The total borrowing capacity on the revolving credit facility (the “Credit Facility”) is based on the assets currently in the borrowing base, as defined by the Company’s Credit Facility agreement. Pursuant to the terms of the Credit Facility, any property in the borrowing base with a tenant that is more than 60 days past due on its contractual rent obligations would be automatically removed from the borrowing base and the Company’s borrowing capacity would be reduced. For the tenants requesting rent relief with which the Company has reached an agreement, such deferral and/or abatement agreements for current rent, under the terms of the Credit Facility, would not be past due if it adheres to such modification, and thus those properties would not be required to be removed from the borrowing base. The Company’s available borrowing capacity has not been limited as a result of the referenced terms of the Credit Facility.

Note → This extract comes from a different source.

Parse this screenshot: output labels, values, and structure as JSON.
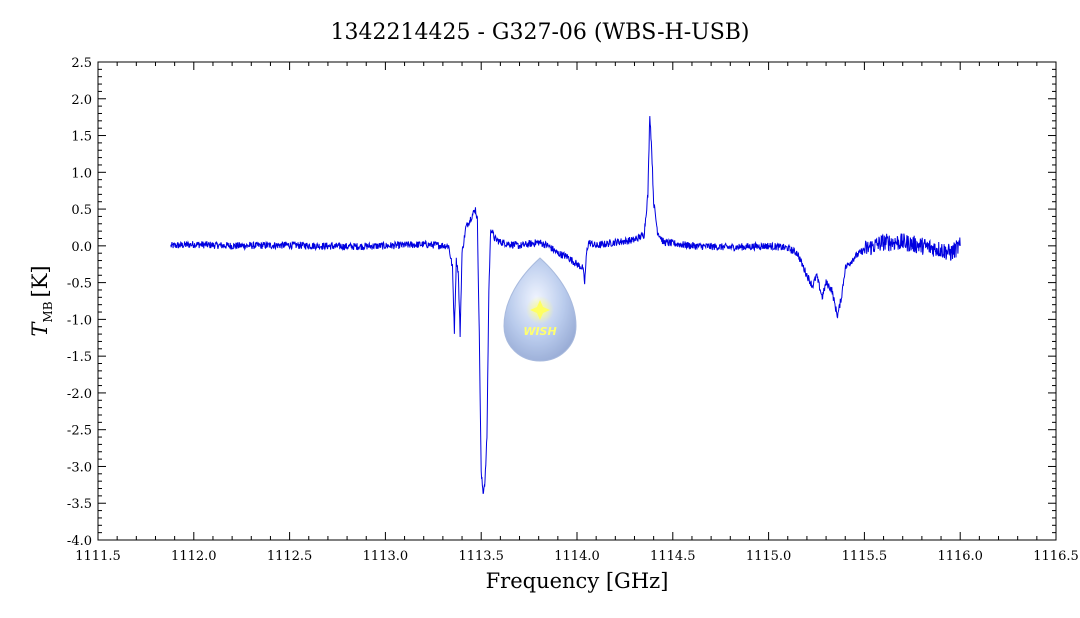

As a result of the outbreak of the COVID-19 Pandemic, the federal government and the state of Florida issued orders encouraging everyone to remain in their residence and not go into work. In response to these orders and in the best interest of our employees and directors, we have implemented significant preventative measures to ensure the health and safety of our employees and members of our Board of Directors (the “Board”), including: (i) conducting all meetings of the Board and Committees of the Board telephonically or via a visual conferencing service, (ii) permitting the Company’s employees to work from home at their election, (iii) enforcing appropriate social distancing practices in the Company’s office, (iv) encouraging the Company’s employees to wash their hands often and use face masks, (v) providing hand sanitizer and other disinfectant products throughout the Company’s office, (vi) requiring employees who do not feel well in any capacity to stay at home, and (vii) requiring all third-party delivery services (e.g. mail, food delivery, etc.) to complete their service outside the front door of the Company’s office. The Company also offered COVID-19 testing to its employees to ensure a safe working environment. These preventative measures have not had any material adverse impact on the Company’s financial reporting systems, internal controls over financial reporting or disclosure controls and procedures. At this time, we have not laid off, furloughed, or terminated any employee in response to the COVID-19 Pandemic.